Nancy Dubuc, Vice Media’s CEO who replaced
Shane Smith
in March, is making cuts at the digital
publisher.

According
to a report
from The Wall Street Journal, Brooklyn-based Vice
Media is lowering its headcount by 10 to 15% of its workforce and
is on track to miss its revenue goals for this year.

To make the cuts, Dubuc ordered a companywide hiring freeze six
weeks ago and plans to trim staff through both the freeze and
other gradual cuts.

Vice Media had 27 million unique visitors in September, down from
49.1 million
in March 2016,
according to comscore. In
addition to measuring traffic to Vice’s websites, its comScore
number also includes traffic from websites like SEO-focused
Ranker, Metalinjection.net and
ModernFarmer.com.

Per the report, Vice Media is expected to make $600 to $650
million this year, which is flat with its 2017 revenue. The
company reportedly is on track to lose more than $50 million this
year in addition to losing $100 million in 2017.

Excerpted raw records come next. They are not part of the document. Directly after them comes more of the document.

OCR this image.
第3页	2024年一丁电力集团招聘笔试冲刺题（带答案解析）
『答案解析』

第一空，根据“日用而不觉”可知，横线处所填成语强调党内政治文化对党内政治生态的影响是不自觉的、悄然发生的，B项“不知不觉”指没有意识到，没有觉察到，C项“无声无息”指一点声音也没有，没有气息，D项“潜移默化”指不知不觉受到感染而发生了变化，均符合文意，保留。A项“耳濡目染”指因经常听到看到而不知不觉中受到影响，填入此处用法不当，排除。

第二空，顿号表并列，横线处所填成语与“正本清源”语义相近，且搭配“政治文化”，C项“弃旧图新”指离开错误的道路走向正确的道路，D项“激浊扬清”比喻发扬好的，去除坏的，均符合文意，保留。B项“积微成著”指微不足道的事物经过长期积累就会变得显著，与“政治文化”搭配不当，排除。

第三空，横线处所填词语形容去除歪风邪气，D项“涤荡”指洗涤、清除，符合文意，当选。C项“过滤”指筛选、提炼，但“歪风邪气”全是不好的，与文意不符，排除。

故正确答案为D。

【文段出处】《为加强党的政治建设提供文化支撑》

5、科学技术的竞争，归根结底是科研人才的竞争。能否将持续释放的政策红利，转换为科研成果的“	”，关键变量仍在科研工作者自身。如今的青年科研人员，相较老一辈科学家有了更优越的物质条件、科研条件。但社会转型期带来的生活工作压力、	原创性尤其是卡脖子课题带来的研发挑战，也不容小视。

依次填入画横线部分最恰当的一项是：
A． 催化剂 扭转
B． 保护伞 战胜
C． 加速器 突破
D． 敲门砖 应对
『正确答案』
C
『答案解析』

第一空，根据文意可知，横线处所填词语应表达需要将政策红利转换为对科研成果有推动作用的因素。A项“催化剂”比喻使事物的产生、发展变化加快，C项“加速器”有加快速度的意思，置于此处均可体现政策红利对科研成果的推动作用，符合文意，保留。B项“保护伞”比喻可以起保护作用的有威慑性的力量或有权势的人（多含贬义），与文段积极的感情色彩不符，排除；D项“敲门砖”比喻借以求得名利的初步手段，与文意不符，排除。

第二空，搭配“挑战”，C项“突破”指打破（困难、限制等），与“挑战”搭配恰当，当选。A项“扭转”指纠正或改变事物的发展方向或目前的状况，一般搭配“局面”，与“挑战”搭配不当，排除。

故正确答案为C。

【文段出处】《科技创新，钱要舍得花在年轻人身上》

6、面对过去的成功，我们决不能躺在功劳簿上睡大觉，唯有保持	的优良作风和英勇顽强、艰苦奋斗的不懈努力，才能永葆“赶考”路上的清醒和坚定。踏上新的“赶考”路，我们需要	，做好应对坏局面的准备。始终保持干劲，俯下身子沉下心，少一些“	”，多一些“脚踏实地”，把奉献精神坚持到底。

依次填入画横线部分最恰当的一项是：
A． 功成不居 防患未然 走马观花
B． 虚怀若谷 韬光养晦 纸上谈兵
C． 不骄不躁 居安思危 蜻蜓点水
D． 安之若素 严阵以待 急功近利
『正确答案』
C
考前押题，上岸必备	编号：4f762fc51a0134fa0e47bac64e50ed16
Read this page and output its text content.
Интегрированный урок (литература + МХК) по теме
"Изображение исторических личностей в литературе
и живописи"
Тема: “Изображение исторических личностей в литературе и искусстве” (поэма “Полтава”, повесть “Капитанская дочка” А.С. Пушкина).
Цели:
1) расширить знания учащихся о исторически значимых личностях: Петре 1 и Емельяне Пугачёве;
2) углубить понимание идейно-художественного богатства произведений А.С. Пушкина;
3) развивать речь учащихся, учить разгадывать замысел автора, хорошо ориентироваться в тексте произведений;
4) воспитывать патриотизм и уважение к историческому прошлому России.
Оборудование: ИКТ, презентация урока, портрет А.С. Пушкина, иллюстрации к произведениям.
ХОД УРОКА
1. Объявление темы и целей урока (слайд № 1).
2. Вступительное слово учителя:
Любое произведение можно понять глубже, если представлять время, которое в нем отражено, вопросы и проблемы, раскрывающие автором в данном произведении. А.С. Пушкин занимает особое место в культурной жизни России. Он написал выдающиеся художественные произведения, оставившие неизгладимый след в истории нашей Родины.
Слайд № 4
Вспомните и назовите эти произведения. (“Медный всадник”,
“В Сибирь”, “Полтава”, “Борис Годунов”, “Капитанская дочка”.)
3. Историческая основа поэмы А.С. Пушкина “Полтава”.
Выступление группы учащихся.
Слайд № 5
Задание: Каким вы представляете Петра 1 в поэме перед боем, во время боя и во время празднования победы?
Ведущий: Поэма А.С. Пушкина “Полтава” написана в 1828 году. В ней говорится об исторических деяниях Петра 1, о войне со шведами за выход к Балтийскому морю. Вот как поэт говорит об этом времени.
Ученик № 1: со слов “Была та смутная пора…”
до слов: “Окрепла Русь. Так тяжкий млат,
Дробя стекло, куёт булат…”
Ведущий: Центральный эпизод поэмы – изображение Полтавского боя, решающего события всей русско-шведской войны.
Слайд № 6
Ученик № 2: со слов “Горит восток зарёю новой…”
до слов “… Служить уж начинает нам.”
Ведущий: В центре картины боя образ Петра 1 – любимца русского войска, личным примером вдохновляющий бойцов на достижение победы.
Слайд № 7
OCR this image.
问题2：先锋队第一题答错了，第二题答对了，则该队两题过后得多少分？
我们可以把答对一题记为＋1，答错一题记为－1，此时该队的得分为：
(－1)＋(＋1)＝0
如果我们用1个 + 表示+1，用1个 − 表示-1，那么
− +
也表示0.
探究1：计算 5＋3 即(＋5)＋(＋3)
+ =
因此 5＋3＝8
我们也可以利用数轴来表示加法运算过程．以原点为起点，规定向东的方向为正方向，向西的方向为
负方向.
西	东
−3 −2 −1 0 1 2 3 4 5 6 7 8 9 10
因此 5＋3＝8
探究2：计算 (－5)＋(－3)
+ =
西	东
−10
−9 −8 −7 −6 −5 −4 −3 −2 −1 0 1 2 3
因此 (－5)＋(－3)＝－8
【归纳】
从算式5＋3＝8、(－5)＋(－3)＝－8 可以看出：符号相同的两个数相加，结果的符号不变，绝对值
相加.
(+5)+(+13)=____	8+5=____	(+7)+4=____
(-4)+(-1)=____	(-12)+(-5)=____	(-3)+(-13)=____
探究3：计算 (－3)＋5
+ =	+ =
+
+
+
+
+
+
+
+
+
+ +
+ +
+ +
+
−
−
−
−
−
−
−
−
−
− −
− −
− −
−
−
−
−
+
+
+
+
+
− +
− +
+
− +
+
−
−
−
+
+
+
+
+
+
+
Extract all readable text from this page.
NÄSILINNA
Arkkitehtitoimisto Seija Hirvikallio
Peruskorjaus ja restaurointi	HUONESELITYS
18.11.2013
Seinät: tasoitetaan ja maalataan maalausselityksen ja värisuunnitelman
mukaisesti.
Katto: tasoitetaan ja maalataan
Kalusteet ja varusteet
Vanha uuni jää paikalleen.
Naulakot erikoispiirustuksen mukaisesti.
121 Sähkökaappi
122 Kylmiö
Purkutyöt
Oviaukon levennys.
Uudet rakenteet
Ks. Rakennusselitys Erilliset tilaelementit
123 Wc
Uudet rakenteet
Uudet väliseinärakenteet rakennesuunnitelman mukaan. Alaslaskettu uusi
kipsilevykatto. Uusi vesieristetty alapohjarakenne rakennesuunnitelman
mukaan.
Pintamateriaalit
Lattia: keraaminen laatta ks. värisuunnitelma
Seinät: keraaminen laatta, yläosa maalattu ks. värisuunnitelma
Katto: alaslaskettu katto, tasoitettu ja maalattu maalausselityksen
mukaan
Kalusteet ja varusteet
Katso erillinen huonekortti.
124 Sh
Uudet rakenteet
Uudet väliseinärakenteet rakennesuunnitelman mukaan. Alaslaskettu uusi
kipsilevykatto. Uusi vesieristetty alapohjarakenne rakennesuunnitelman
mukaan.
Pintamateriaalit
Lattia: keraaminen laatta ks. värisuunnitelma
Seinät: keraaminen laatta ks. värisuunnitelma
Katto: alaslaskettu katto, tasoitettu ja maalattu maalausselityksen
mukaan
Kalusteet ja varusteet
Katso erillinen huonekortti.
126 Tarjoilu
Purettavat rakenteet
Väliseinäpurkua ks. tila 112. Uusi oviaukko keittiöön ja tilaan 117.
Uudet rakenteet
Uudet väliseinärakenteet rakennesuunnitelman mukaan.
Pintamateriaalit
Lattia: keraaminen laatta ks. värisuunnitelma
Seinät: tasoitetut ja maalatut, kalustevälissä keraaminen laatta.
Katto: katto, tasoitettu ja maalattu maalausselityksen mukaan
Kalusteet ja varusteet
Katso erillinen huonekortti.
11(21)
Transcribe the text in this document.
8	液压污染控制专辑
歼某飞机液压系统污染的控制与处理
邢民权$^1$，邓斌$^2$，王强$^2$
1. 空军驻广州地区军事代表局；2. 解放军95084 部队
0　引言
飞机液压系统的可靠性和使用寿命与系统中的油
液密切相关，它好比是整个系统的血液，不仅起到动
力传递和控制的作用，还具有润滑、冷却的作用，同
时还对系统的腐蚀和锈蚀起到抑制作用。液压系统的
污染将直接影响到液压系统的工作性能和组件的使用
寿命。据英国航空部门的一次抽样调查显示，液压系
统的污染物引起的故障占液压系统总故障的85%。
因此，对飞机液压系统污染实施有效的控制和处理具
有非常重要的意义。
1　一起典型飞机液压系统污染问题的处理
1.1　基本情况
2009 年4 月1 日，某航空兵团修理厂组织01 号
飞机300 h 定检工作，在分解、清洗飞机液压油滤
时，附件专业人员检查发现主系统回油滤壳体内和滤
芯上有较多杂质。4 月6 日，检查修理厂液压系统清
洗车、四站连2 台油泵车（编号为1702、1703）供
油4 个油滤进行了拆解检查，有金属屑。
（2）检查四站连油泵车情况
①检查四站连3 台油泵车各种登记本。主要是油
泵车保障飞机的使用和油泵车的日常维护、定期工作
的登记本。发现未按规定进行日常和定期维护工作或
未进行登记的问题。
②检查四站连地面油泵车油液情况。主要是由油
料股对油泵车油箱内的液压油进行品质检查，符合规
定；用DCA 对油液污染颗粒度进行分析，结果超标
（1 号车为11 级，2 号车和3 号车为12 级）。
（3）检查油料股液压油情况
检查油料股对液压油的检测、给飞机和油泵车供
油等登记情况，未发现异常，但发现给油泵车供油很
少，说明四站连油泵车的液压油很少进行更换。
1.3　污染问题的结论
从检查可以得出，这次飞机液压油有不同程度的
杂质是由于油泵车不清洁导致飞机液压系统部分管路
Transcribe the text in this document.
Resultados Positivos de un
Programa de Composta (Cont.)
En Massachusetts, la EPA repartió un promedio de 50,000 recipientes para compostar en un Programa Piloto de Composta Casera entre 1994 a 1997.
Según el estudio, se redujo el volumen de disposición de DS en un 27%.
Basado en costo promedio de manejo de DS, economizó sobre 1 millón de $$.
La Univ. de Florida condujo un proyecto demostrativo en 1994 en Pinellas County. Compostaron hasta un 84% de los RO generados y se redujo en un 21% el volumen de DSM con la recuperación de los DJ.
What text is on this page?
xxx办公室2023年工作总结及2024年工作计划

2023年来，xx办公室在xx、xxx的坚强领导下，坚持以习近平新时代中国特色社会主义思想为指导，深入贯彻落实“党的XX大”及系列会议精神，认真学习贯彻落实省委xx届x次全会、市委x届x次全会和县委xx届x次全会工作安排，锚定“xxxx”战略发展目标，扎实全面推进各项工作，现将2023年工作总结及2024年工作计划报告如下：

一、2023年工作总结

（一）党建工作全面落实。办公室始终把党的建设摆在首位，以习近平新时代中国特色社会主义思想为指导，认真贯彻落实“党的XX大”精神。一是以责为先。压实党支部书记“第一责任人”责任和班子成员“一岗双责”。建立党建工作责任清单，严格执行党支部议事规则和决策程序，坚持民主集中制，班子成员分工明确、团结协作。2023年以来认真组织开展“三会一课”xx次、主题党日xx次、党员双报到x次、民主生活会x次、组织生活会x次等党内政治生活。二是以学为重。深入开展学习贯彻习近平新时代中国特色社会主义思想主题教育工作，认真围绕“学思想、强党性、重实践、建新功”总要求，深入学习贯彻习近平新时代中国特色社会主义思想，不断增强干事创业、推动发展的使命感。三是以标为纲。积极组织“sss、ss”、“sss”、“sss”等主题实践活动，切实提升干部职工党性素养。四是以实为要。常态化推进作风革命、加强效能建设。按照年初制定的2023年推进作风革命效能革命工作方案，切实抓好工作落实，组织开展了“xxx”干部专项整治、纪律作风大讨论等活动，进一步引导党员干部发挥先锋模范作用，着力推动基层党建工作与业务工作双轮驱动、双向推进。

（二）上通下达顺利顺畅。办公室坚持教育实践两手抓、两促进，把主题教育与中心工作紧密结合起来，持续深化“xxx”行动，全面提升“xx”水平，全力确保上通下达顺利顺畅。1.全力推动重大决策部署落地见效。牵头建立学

“At a time of seismic change across the media landscape, Vice has
never been better positioned to continue its remarkable growth,
further cementing its status as one the most impactful and
innovative youth brands worldwide,” the company’s board of
directors said in a statement. “From its deep library of
critically-acclaimed programming, to its diversified revenue
streams and channels across digital, mobile, television, film and
branded content, Vice’s audience has never been bigger, more
global, more diverse or younger.”

Vice’s web audience is shrinking

Vice Media has built scale in digital media by focusing its
coverage on specific verticals like Noisey (which covers music),
Broadly (for women), Munchies (for
food) and Vice News. Duboc reportedly plans to fold several of
its existing verticals together to form three to five core
verticals, according to The Wall Street Journal’s sources.

Instead of focusing on web publishing, Vice Media plans to beef
up its television and movie business to make third-party
programming.

Vice’s in-house agency Virtue
(formerly Carrot)
is also a priority.

Virtue recently
signed a deal
with entertainment brand El Rey to launch an
agency catering specifically to the US Hispanic market.

According to a recent interview
with The Hollywood Reporter,
Vice Media is preparing to
launch a live news show called “Viceland Live” on Viceland, the
channel operated by A+E Networks. Vice’s current weekly show on
HBO is also in the process of winding down this season.

Duboc came into Vice Media earlier this year amid
sexual-harassment allegations and financial concerns over
whether or not the digital media company can live up to its $5.7
billion valuation, including
a $450 million
investment from private equity firm TPG last
year.

“Of course, there’s pressure,” Duboc told The Hollywood
Reporter. “Like any good Hollywood story, people look for the
Caped Crusader. The reality is never as simple.”